I clenched my fists and glared at him in impotent, red-faced fury.

‘And you did speak to me, you know – mostly short sentences like, “Yes, oh
yes
, Fergal,” that kind of thing.’

‘I didn’t! And if you were a gentleman, you’d never mention a sordid episode that I deeply regret.’

‘How Victorian of you,’ he mocked. ‘Do I take it you haven’t confessed all to James yet?’

‘There’s no reason why I should risk harming my very happy marriage by confessing to doing something so stupid as getting drunk and letting myself be seduced by you!’ I snarled.

‘Ah, yes, your blissfully happy rural idyll. And as a bonus to all that, you’re a romantic novelist, I hear.’

‘A very successful one.’

‘Everything in the garden is lovely, then,’ the husky voice said lightly.
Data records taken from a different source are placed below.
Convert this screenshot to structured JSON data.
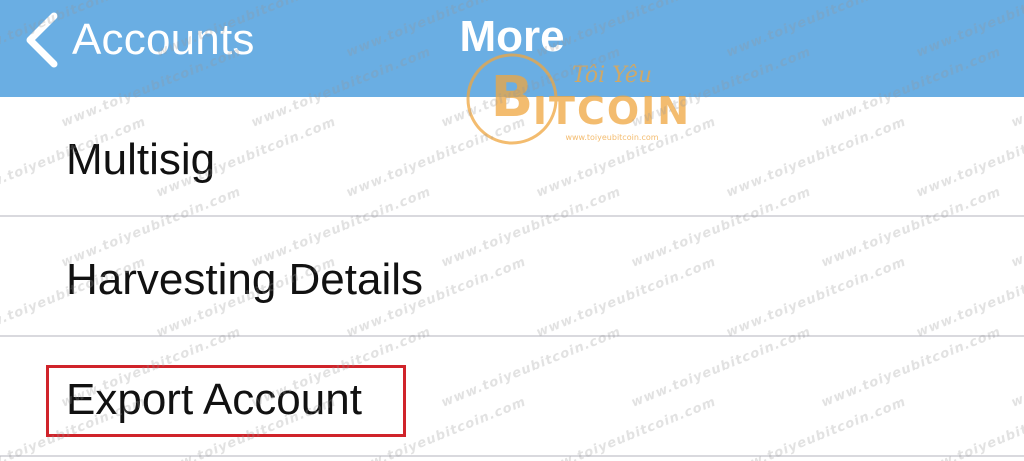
{
  "navbar": {
    "back_label": "Accounts",
    "title": "More",
    "background_color": "#6aaee3"
  },
  "icons": {
    "back": "chevron-left-icon"
  },
  "menu": {
    "items": [
      {
        "label": "Multisig"
      },
      {
        "label": "Harvesting Details"
      },
      {
        "label": "Export Account",
        "highlighted": true
      }
    ]
  },
  "watermark": {
    "text": "www.toiyeubitcoin.com",
    "logo_text": "BITCOIN",
    "logo_subtext": "Tôi Yêu"
  },
  "colors": {
    "highlight_border": "#d0232a",
    "separator": "#d9d9de",
    "logo_orange": "#f0a640"
  }
}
‘Yes, perfect.’ Ungraciously I added, ‘And thank you for the fence – it’s much nicer than the old one.’

‘Don’t mention it. Well, I’d better get back.’

‘To Nerissa, wasn’t it?’ (Unless he’d traded her in for a new model.)
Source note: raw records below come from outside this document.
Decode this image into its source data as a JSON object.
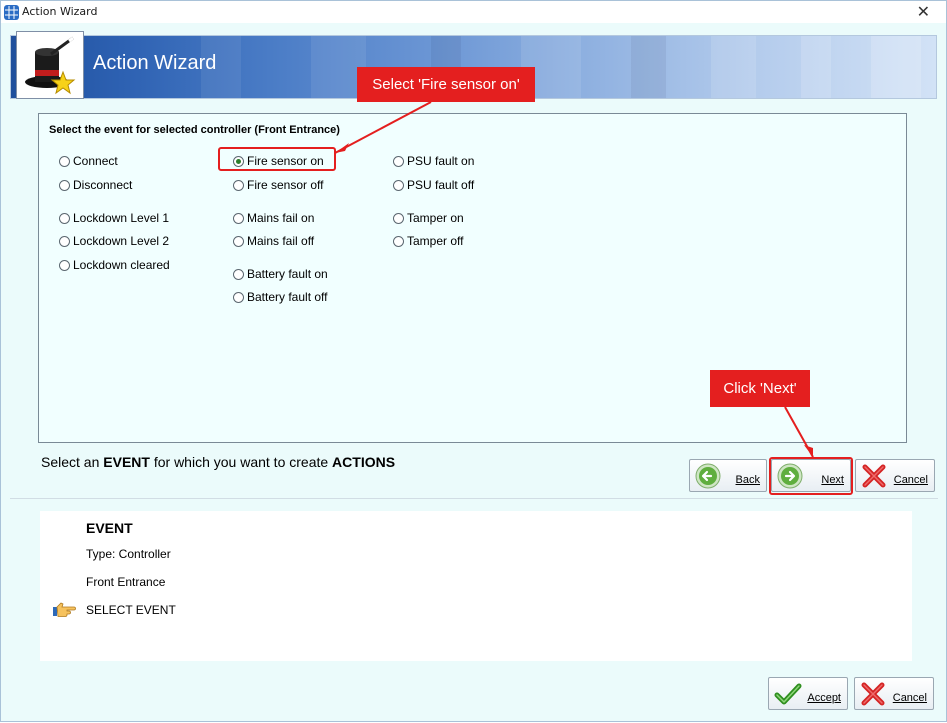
{
  "window": {
    "title": "Action Wizard",
    "close_glyph": "✕"
  },
  "banner": {
    "title": "Action Wizard",
    "logo_icon": "magic-hat-icon"
  },
  "panel": {
    "heading": "Select the event for selected controller (Front Entrance)",
    "columns": [
      [
        {
          "label": "Connect",
          "selected": false
        },
        {
          "label": "Disconnect",
          "selected": false
        },
        {
          "label": "Lockdown Level 1",
          "selected": false
        },
        {
          "label": "Lockdown Level 2",
          "selected": false
        },
        {
          "label": "Lockdown cleared",
          "selected": false
        }
      ],
      [
        {
          "label": "Fire sensor on",
          "selected": true
        },
        {
          "label": "Fire sensor off",
          "selected": false
        },
        {
          "label": "Mains fail on",
          "selected": false
        },
        {
          "label": "Mains fail off",
          "selected": false
        },
        {
          "label": "Battery fault on",
          "selected": false
        },
        {
          "label": "Battery fault off",
          "selected": false
        }
      ],
      [
        {
          "label": "PSU fault on",
          "selected": false
        },
        {
          "label": "PSU fault off",
          "selected": false
        },
        {
          "label": "Tamper on",
          "selected": false
        },
        {
          "label": "Tamper off",
          "selected": false
        }
      ]
    ]
  },
  "instruction": {
    "prefix": "Select an",
    "bold1": "EVENT",
    "middle": "for which you want to create",
    "bold2": "ACTIONS"
  },
  "nav": {
    "back": "Back",
    "next": "Next",
    "cancel": "Cancel"
  },
  "summary": {
    "title": "EVENT",
    "type": "Type: Controller",
    "controller": "Front Entrance",
    "step": "SELECT EVENT",
    "pointer_icon": "pointing-hand-icon"
  },
  "footer": {
    "accept": "Accept",
    "cancel": "Cancel"
  },
  "annotations": {
    "callout_fire": "Select 'Fire sensor on'",
    "callout_next": "Click 'Next'",
    "color": "#e41f1f"
  }
}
‘Yes, Nerissa …’ he said thoughtfully. ‘And you’d better get back to your James.’

‘Oh, he won’t be home yet.’

‘Well, someone’s glaring at me from the window. Or is that his normal expression?’

My heart sank as I turned. James was indeed home and, instead of coming out to be introduced, was glowering like a schoolboy through the casement.

‘He – didn’t like that picture of us at the fête in the local paper,’ I explained lamely.

‘Funny, Nerissa wasn’t too keen either. But the photographer deserves a prize for producing something out of nothing, don’t you think?’

‘Let’s hope it hasn’t been syndicated for worldwide publication!’ I snapped.

‘It wouldn’t do me any harm, but your husband might not feel the same.’

‘Oh, James quite understands, now I’ve explained it all.’

‘Not
quite
all, I take it.’

‘I’ve told him any interest I ever had in you vanished permanently a long time ago. What did you tell your girlfriend?’

‘Much the same.’

I became very conscious of James’s eyes on my back and wished he wouldn’t behave like such a prat.

‘It’s unfortunate that we should end up as neighbours again,’ I said, ‘but these coincidences do happen, and we’ll just have to behave in a civilised manner.’

‘Never mind, Tish, I don’t suppose our paths will cross much.’

‘No … Are your family well?’

‘Fine. Mother had little Bianca after we moved, and Dad has now got six restaurants and is busier than ever. Lucia is married – three children – and it would take for ever to tell you what the rest are up to. Carlo, of course, is still in the band, but he’s more interested now in the production side.’

I remembered Lucia and Carlo, of course, but Bianca was a surprise. His voice had softened when he said the little girl’s name: he’d always shown a very Italian love of babies and small children, which might have astonished his fans.